I've gained close to 10lb a year on average since I was 12. I've never actually lost weight before, with the exception of 30lb I lost in the first trimester of pregnancy (kept it off-I was roughly 250 at the time). My goal was 90-100lb, and if this keeps up I may manage to lose it by the end of this year.

At the moment my goal is to start biking the 5 miles to work this summer. My Marine friend wants me to start running with him, but I just don't see that going over too well...


----------



## KW Farms (Jun 21, 2008)

Good for you! I bet that was exciting when you realized how much you lost!! :hi5:


----------



## TheMixedBag (Oct 16, 2010)

I was absolutely convinced the scale was broken. Far as I could tell just by looking, I was sure I was still well over 200.

Fitting into size 14s kind of made it sink in, though. I knew I was losing something, my work pants needed a belt all the time, but I figured 10lb or so could do that.


----------



## Used2bmimi (Oct 3, 2012)

Oh yay! Congratulations! I have always believed that too much weighing is a bad thing. People obsess over a pound or two. The way you did it was so much healthier. And what a happy surprise! Congratulations again! You should be very happy and proud.


----------



## MsScamp (Feb 1, 2010)

TheMixedBag said:


> So tell me-how do you drop 50lb without noticing at all?

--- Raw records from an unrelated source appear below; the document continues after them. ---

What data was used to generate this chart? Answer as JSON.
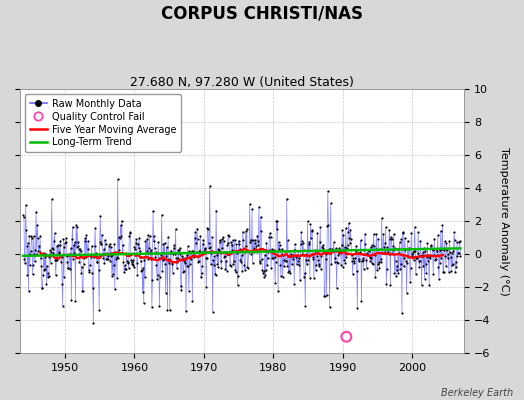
{
  "title": "CORPUS CHRISTI/NAS",
  "subtitle": "27.680 N, 97.280 W (United States)",
  "ylabel": "Temperature Anomaly (°C)",
  "credit": "Berkeley Earth",
  "year_start": 1944,
  "year_end": 2006,
  "ylim": [
    -6,
    10
  ],
  "yticks": [
    -6,
    -4,
    -2,
    0,
    2,
    4,
    6,
    8,
    10
  ],
  "xticks": [
    1950,
    1960,
    1970,
    1980,
    1990,
    2000
  ],
  "background_color": "#d8d8d8",
  "plot_bg_color": "#ffffff",
  "raw_line_color": "#6666ff",
  "raw_dot_color": "#000000",
  "moving_avg_color": "#ff0000",
  "trend_color": "#00bb00",
  "qc_fail_color": "#ff44aa",
  "seed": 12345,
  "title_fontsize": 12,
  "subtitle_fontsize": 9,
  "tick_fontsize": 8,
  "ylabel_fontsize": 8
}
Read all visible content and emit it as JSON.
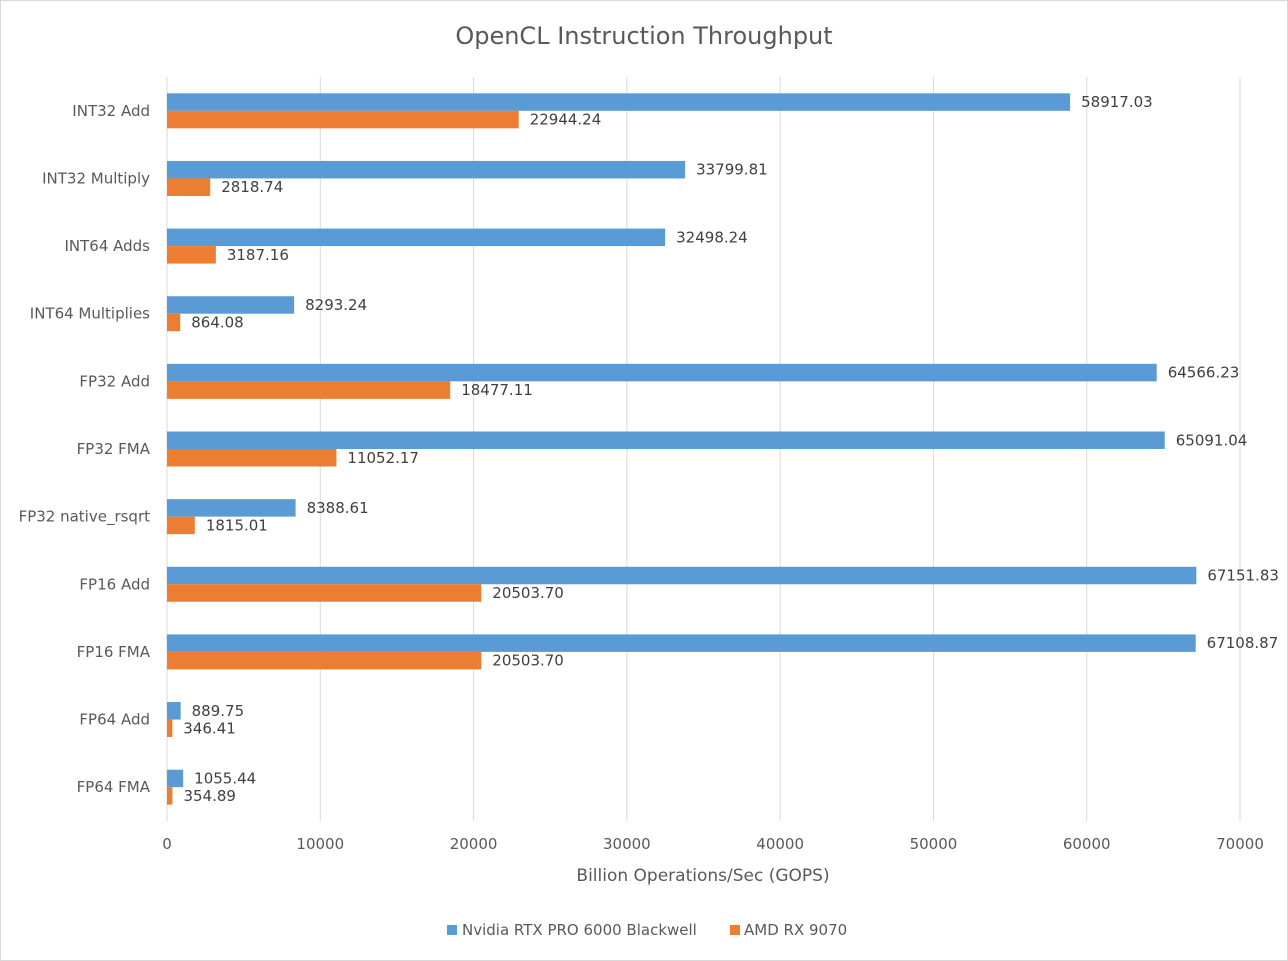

Actually it isn't all that difficult. The key is to stay busy, not weigh yourself, and not obsess about your weight. If this sounds flippant I'm sorry - I'm actually quite serious. Congratulations!!! :fireworks: :fireworks:

PS Thanks for giving me a good reason to use that little fireworks emoticon. I've been wanting to try it out but it always seemed inappropriate until now.


----------